LIMA FILM INDONESIA YANG TERKENAL DI LUAR NEGERI

Berikut ini adalah Lima Film Indonesia Yang Terkenal Di Luar Negeri. Fenomena perfilman Indonesia memang saat ini sedang menggairahkan, walaupun banyak film dengan genre dan ‘bumbu’ yang sama saling menyikut demi setali uang dan popularitas di pasaran film Indonesia. Namun akhir-akhir ini dunia perfilman Indonesia kembali dikejutkan dengan sebuah kebanggaan dan prestise secara internasional, ketika sebuah film bergenre laga/action berhasil meledak di pasaran internasional, The Raid, sebuah film yang juga menganggkat olahraga beladiri khas Indonesia.

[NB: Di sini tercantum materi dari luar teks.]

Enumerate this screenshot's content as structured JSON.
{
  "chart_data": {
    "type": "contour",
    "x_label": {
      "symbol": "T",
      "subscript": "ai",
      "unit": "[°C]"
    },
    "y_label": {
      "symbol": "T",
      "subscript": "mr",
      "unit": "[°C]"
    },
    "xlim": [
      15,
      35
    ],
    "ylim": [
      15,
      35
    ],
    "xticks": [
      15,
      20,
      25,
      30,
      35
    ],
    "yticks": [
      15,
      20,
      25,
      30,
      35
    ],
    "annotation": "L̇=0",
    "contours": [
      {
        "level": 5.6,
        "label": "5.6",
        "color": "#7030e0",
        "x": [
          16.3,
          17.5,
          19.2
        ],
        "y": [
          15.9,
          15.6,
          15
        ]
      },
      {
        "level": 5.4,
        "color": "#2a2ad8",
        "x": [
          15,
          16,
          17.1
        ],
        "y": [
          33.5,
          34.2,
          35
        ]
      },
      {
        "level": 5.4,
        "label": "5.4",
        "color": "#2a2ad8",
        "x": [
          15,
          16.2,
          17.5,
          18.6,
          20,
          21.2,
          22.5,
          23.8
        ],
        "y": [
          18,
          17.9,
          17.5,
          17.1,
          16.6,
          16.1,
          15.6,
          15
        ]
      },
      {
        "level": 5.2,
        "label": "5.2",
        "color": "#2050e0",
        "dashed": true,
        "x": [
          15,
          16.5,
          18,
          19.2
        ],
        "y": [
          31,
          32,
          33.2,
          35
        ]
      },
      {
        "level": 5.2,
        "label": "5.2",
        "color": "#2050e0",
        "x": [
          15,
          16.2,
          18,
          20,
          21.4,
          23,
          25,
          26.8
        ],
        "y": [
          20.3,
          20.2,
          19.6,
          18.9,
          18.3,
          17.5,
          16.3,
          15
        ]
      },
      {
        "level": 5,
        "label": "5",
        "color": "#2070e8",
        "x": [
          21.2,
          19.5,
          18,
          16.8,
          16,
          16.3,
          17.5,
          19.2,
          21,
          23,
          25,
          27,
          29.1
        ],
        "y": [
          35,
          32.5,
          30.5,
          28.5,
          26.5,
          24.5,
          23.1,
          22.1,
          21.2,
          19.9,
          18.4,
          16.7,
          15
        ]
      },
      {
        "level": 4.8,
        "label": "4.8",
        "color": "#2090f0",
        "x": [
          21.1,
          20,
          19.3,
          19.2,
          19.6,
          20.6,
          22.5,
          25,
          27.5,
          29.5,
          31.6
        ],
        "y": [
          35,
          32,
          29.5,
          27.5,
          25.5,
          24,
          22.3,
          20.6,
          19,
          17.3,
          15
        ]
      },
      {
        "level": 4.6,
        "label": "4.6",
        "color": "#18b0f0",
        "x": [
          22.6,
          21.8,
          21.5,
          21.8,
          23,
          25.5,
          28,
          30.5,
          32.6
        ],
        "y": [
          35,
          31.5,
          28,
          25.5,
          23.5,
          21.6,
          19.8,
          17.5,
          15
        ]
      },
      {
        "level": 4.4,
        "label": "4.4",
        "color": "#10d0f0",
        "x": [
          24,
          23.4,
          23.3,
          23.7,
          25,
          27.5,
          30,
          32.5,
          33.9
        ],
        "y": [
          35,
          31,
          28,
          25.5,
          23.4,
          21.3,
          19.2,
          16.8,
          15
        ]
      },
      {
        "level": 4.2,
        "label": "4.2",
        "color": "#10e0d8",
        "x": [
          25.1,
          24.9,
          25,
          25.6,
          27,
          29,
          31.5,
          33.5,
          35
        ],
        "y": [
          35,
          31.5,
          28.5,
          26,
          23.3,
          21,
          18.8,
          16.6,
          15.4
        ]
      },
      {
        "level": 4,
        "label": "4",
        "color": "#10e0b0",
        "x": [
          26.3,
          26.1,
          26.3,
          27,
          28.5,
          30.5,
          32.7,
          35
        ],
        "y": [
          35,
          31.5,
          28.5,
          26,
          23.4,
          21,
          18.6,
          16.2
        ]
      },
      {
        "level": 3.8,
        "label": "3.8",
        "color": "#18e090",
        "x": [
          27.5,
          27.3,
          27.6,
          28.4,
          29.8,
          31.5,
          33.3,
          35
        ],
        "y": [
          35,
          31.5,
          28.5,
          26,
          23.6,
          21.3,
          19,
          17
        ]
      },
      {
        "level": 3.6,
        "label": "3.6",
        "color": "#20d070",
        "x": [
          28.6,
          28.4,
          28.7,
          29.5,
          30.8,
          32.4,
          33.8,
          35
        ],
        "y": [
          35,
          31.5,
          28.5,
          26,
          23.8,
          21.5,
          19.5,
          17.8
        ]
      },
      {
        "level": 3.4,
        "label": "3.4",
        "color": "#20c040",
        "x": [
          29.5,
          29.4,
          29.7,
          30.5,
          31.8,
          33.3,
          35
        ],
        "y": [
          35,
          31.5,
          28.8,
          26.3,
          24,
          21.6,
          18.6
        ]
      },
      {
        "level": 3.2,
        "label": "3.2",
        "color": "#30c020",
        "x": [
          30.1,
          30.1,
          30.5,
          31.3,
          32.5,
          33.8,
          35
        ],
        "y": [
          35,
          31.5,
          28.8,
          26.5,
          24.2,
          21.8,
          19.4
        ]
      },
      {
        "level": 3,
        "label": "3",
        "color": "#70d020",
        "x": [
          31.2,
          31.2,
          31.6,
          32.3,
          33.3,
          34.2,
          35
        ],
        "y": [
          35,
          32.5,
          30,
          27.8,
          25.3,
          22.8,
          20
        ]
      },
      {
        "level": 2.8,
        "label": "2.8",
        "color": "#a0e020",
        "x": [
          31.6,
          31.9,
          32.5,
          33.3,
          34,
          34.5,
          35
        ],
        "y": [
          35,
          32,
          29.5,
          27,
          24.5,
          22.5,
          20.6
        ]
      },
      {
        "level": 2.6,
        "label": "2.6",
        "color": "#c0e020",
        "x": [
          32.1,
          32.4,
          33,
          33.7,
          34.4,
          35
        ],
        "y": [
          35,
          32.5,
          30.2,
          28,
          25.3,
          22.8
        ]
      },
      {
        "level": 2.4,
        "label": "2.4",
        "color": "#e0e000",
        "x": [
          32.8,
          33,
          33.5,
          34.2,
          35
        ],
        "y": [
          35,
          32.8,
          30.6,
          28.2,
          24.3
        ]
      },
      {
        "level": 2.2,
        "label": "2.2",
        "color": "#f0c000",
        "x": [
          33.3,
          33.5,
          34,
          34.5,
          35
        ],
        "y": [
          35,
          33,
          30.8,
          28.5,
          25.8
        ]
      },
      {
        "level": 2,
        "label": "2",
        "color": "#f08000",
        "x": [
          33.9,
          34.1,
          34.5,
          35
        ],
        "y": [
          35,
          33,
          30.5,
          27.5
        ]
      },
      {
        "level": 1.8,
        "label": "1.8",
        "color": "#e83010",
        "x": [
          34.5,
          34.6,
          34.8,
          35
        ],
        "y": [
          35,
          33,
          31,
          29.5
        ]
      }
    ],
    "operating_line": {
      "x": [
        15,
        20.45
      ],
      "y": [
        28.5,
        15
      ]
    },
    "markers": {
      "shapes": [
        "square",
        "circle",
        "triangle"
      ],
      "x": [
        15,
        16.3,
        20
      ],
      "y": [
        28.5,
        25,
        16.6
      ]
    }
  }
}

Untuk itu berikut kami merangkum 5 film karya anak bangsa yang sukses di kancah internasional:
The Raid
Dunia perfilman Indonesia yang baru saja menghebohkan dunia lewat film the Raid, penayangan perdana di hollywood mendapat sambutan luar biasa dari insan perfilman, bahkan tidak hanya di amerika film tersebut mendapat apresiasi tinggi, di Kanada,Australia yang juga menjadi negara tempat penayangan perdana secara serempak selalu disesaki penonton.
Sebelum beredar di bioskop, ‘the Raid’ yang diproduksi tahun 2011 telah mendulang beragam penghargaan bergengsi di kancah perfilman internasional, seperti Cadillacs People’s Choice Award,di Toronto international film festival 2011, dan the Best Film sekaligus Audience Award di Jameson Dublin International Film Festival 2012. ‘The Raid’ juga ikut serta dalam festival film Sundance 2012, dan menjadi salah satu karya yang paling disukai panitia Sundance.
Pintu Terlarang
Pintu terlarang yang diadaptasi secara lepas dari novel berjudul sama karangan Sekar Ayu Asmara berhasil memenangkan "Best Film" dalam Puchon International Fantastic Film Festival 2009. Fachri Albar kembali menjadi pemeran utama dalam film ini. Setelah dalam Kala menjadi "Sang Penidur", kali ini dia berperan sebagai seorang pematung sukses bernama Gambir. Gambir bisa dibilang adalah salah satu pria paling beruntung. Bagaimana tidak, dia hampir mempunyai segalanya. Kesuksesan karir yang tentunya dibarengi dengan limpahan materi, istri yang cantik dan cerdas dan sahabat-sahabat yang selalu mendukungnya.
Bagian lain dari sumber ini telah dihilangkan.